In the 1980s, replacing aluminum with other materials such as PVC (vinyl) and fiberglass was the wave of the immediate future. It seemed to be obvious that aluminum doors were products of the past. After all, vinyl and fiberglass were warmer and less conductive of heat, making them easier to use to achieve great thermal results.
As we move farther into the 21st century, the obvious has proved to be wrong! Aluminum doors of all types have made a strong return and have become the clear choice for many homeowners. So, the question that has to be answered is, what has changed in the last 40 years?
Energy efficiency has historically been a major weakness for aluminum products. In fact, non-thermally broken aluminum doors do not even meet many building codes. Modern aluminum products have high tech thermal breaks that have often been designed using new computer-based simulation tools that are also used to test thermal efficiency. They can meet the most stringent building codes, such as the Ontario SB-12 energy requirements for residential homes.
Unlike many other materials used to make bi-fold, lift and slide or regular patio doors, aluminum is naturally structural and requires no reinforcements. Aluminum profiles can be much narrower, offering improved sight lines that don’t look bulky. The elimination of the bulky look is probably the number one reason homeowners are turning to these new, efficient aluminum products. Concerns resulting from increased awareness of high velocity winds occurring more frequently and in locations where winds had not previously been a problem, is a second reason often cited by homeowners.
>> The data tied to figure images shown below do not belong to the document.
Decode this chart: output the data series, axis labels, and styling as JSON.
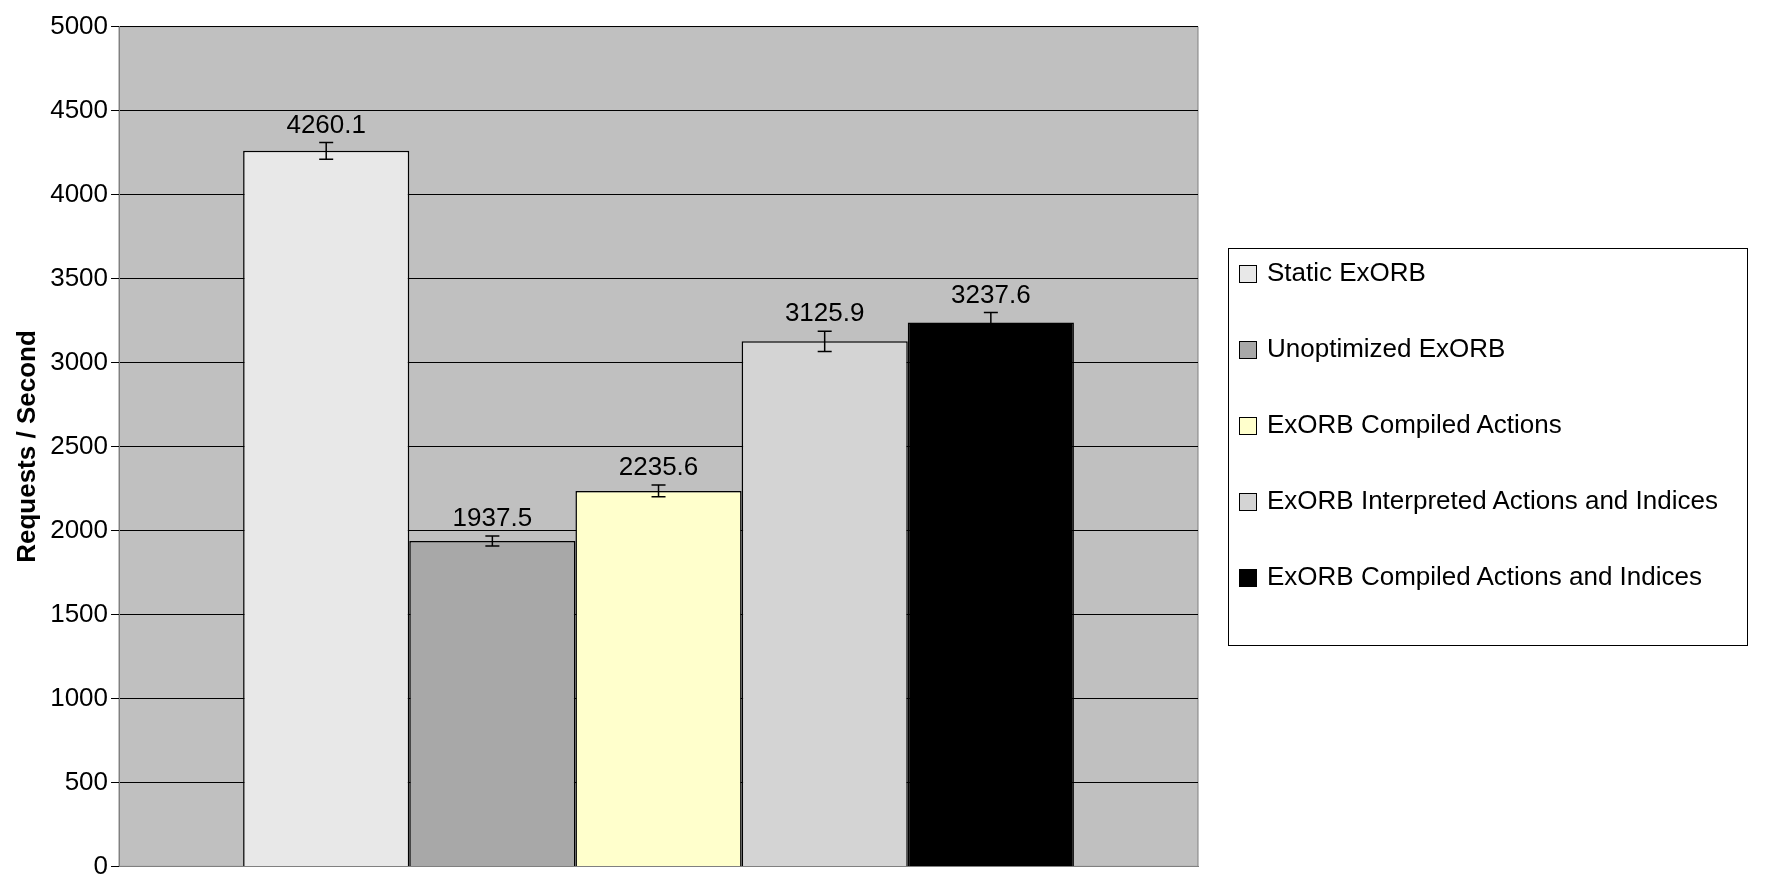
{
  "chart_data": {
    "type": "bar",
    "ylabel": "Requests / Second",
    "categories": [
      null
    ],
    "series": [
      {
        "name": "Static ExORB",
        "color": "#e8e8e8",
        "values": [
          4260.1
        ],
        "errors": [
          50
        ]
      },
      {
        "name": "Unoptimized ExORB",
        "color": "#a8a8a8",
        "values": [
          1937.5
        ],
        "errors": [
          30
        ]
      },
      {
        "name": "ExORB Compiled Actions",
        "color": "#ffffcc",
        "values": [
          2235.6
        ],
        "errors": [
          35
        ]
      },
      {
        "name": "ExORB Interpreted Actions and Indices",
        "color": "#d4d4d4",
        "values": [
          3125.9
        ],
        "errors": [
          60
        ]
      },
      {
        "name": "ExORB Compiled Actions and Indices",
        "color": "#000000",
        "values": [
          3237.6
        ],
        "errors": [
          60
        ]
      }
    ],
    "ylim": [
      0,
      5000
    ],
    "yticks": [
      0,
      500,
      1000,
      1500,
      2000,
      2500,
      3000,
      3500,
      4000,
      4500,
      5000
    ],
    "grid": "y",
    "legend": "right",
    "data_labels": true
  }
}
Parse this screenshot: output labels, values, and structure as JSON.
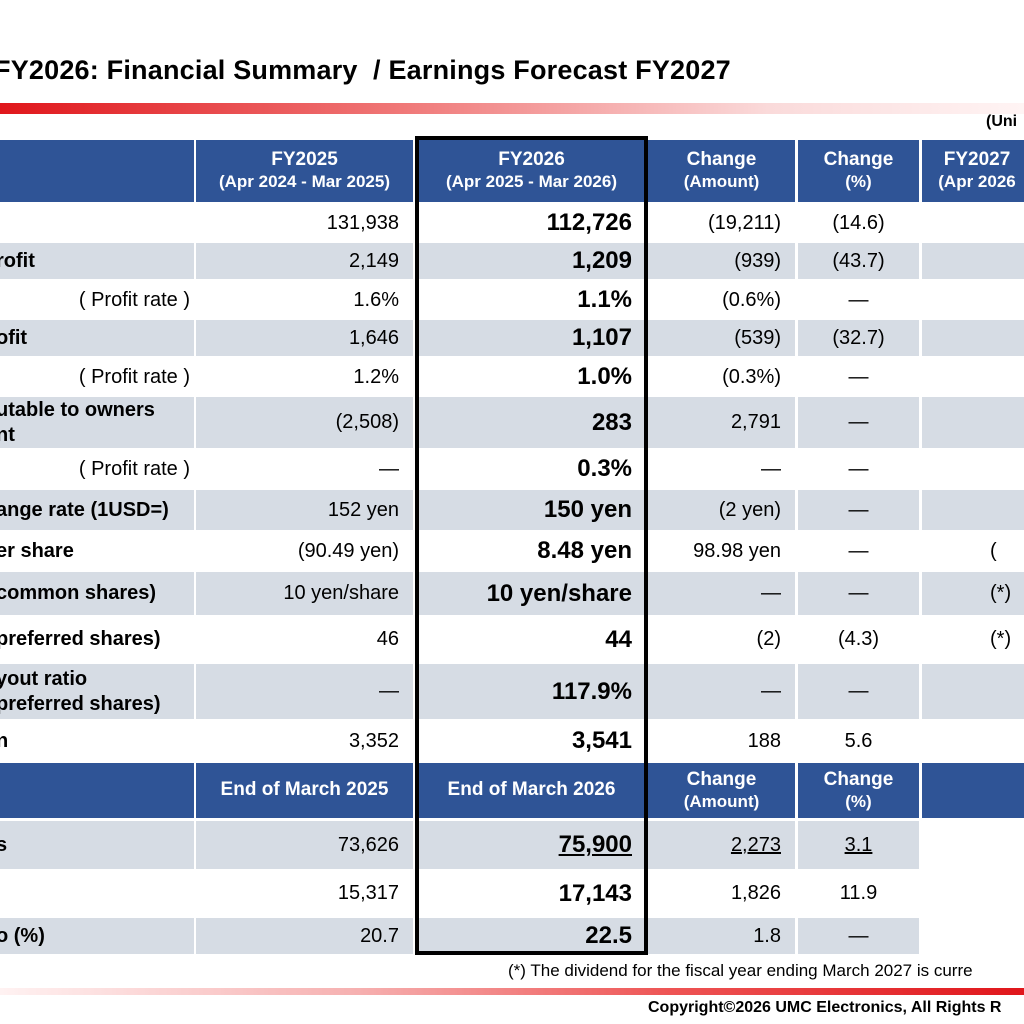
{
  "title": "FY2026: Financial Summary  / Earnings Forecast FY2027",
  "unit_note": "(Uni",
  "headers": {
    "fy2025": {
      "line1": "FY2025",
      "line2": "(Apr 2024 - Mar 2025)"
    },
    "fy2026": {
      "line1": "FY2026",
      "line2": "(Apr 2025 - Mar 2026)"
    },
    "change_amount": {
      "line1": "Change",
      "line2": "(Amount)"
    },
    "change_pct": {
      "line1": "Change",
      "line2": "(%)"
    },
    "fy2027": {
      "line1": "FY2027",
      "line2": "(Apr 2026"
    }
  },
  "rows": [
    {
      "label": "",
      "sub": false,
      "fy2025": "131,938",
      "fy2026": "112,726",
      "chg_amt": "(19,211)",
      "chg_pct": "(14.6)",
      "fy2027": ""
    },
    {
      "label": "rofit",
      "sub": false,
      "fy2025": "2,149",
      "fy2026": "1,209",
      "chg_amt": "(939)",
      "chg_pct": "(43.7)",
      "fy2027": ""
    },
    {
      "label": "( Profit rate )",
      "sub": true,
      "fy2025": "1.6%",
      "fy2026": "1.1%",
      "chg_amt": "(0.6%)",
      "chg_pct": "―",
      "fy2027": ""
    },
    {
      "label": "ofit",
      "sub": false,
      "fy2025": "1,646",
      "fy2026": "1,107",
      "chg_amt": "(539)",
      "chg_pct": "(32.7)",
      "fy2027": ""
    },
    {
      "label": "( Profit rate )",
      "sub": true,
      "fy2025": "1.2%",
      "fy2026": "1.0%",
      "chg_amt": "(0.3%)",
      "chg_pct": "―",
      "fy2027": ""
    },
    {
      "label": "utable to owners\nnt",
      "sub": false,
      "fy2025": "(2,508)",
      "fy2026": "283",
      "chg_amt": "2,791",
      "chg_pct": "―",
      "fy2027": ""
    },
    {
      "label": "( Profit rate )",
      "sub": true,
      "fy2025": "―",
      "fy2026": "0.3%",
      "chg_amt": "―",
      "chg_pct": "―",
      "fy2027": ""
    },
    {
      "label": "ange rate (1USD=)",
      "sub": false,
      "fy2025": "152 yen",
      "fy2026": "150 yen",
      "chg_amt": "(2 yen)",
      "chg_pct": "―",
      "fy2027": ""
    },
    {
      "label": "er share",
      "sub": false,
      "fy2025": "(90.49 yen)",
      "fy2026": "8.48 yen",
      "chg_amt": "98.98 yen",
      "chg_pct": "―",
      "fy2027": "("
    },
    {
      "label": "common shares)",
      "sub": false,
      "fy2025": "10 yen/share",
      "fy2026": "10 yen/share",
      "chg_amt": "―",
      "chg_pct": "―",
      "fy2027": "(*)"
    },
    {
      "label": "preferred shares)",
      "sub": false,
      "fy2025": "46",
      "fy2026": "44",
      "chg_amt": "(2)",
      "chg_pct": "(4.3)",
      "fy2027": "(*)"
    },
    {
      "label": "yout ratio\npreferred shares)",
      "sub": false,
      "fy2025": "―",
      "fy2026": "117.9%",
      "chg_amt": "―",
      "chg_pct": "―",
      "fy2027": ""
    },
    {
      "label": "n",
      "sub": false,
      "fy2025": "3,352",
      "fy2026": "3,541",
      "chg_amt": "188",
      "chg_pct": "5.6",
      "fy2027": ""
    }
  ],
  "headers2": {
    "col1": "End of March 2025",
    "col2": "End of March 2026",
    "change_amount": {
      "line1": "Change",
      "line2": "(Amount)"
    },
    "change_pct": {
      "line1": "Change",
      "line2": "(%)"
    }
  },
  "rows2": [
    {
      "label": "s",
      "v2025": "73,626",
      "v2026": "75,900",
      "chg_amt": "2,273",
      "chg_pct": "3.1"
    },
    {
      "label": "",
      "v2025": "15,317",
      "v2026": "17,143",
      "chg_amt": "1,826",
      "chg_pct": "11.9"
    },
    {
      "label": "o (%)",
      "v2025": "20.7",
      "v2026": "22.5",
      "chg_amt": "1.8",
      "chg_pct": "―"
    }
  ],
  "footnote": "(*) The dividend for the fiscal year ending March 2027 is curre",
  "copyright": "Copyright©2026 UMC Electronics, All Rights R",
  "colors": {
    "header_bg": "#2f5496",
    "band_bg": "#d6dce4",
    "accent_red": "#e0161b"
  }
}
Given that these products have a very high percentage of exposed glass surface, use of modern and extremely efficient glass packages makes them very attractive in regard to heat retention or keeping heat out in summer.
Of course, the paint processes used for colour on aluminum are extremely durable and effective. They have great resistance to cracking, chipping and peeling as well as reducing solar degradation and fading.
Superior structure means that the product sizes of Bi-fold, Lift and slide and regular sliding doors can be larger and still safer. Homeowners are excited about the potential to literally have an exterior wall to a patio openable.
Many years ago, our government did a survey regarding how different materials used to manufacture windows and doors handled weathering and use. It was done using physical laboratory techniques to simulate usage over time. Aluminum proved to be the material that showed no degradation! You can be confident that, over time, your aluminum door products will stay functional.
What about cost? As a material, aluminum is one of the more expensive per pound, but given that the size of the products is large, the doors are mostly glass. Savings on reinforcement and design also compensate, bringing the higher quality aluminum products within the range of the PVC, wood and fiberglass products.
When do you choose a Bi-fold? You have a large exterior wall to a patio or yard where you want to maximize the opening. You can fold all the panels of the bi-fold to one side. Keep in mind that they will stack and project either in or out. Will you want a pleated hidden screen? It will have to be on the side where the panels are not stacking! If the opening is large enough, you may require two screens that meet in the center.
When do you choose a Lift and Slide? Answer this question! What door when closed gives you the best glass to framing material ratio, for the best view in a large size? Both the folding and stacking doors have multiple panels. The Lift and Slide is two panels (or four in an end vent version). While it doesn’t have the same degree of clear opening, when closed it creates the best view in a larger size.
When do you choose a two-panel sliding door? A two-panel sliding door cannot achieve the larger sizes that can be done with a Lift and Slide, but in smaller sizes it shares the same great glass to framing material ratio as the Lift and Slide. In smaller sizes, where the hardware of the Lift and Slide is less of a benefit, a two-panel sliding door is likely to be the most economical choice.
This leaves a Stacking Door option to consider! Like a folding door, a Stacking Door is made up of a series of panels, each on its own track. (If it is an extra wide door, two panels could be on each track and stack at opposite ends.) The advantages that Stacking Doors have on bi-fold doors are twofold. First, all panels stay in their track when open, so there is no concern for having a place either inside or outside for the panels to store. Second, bi-folds have high end hardware that the stacking door doesn’t require, making the Stacking Door a lower cost alternative.
As you can see, each door has its benefits! Now it is up to you to decide what is best for your home!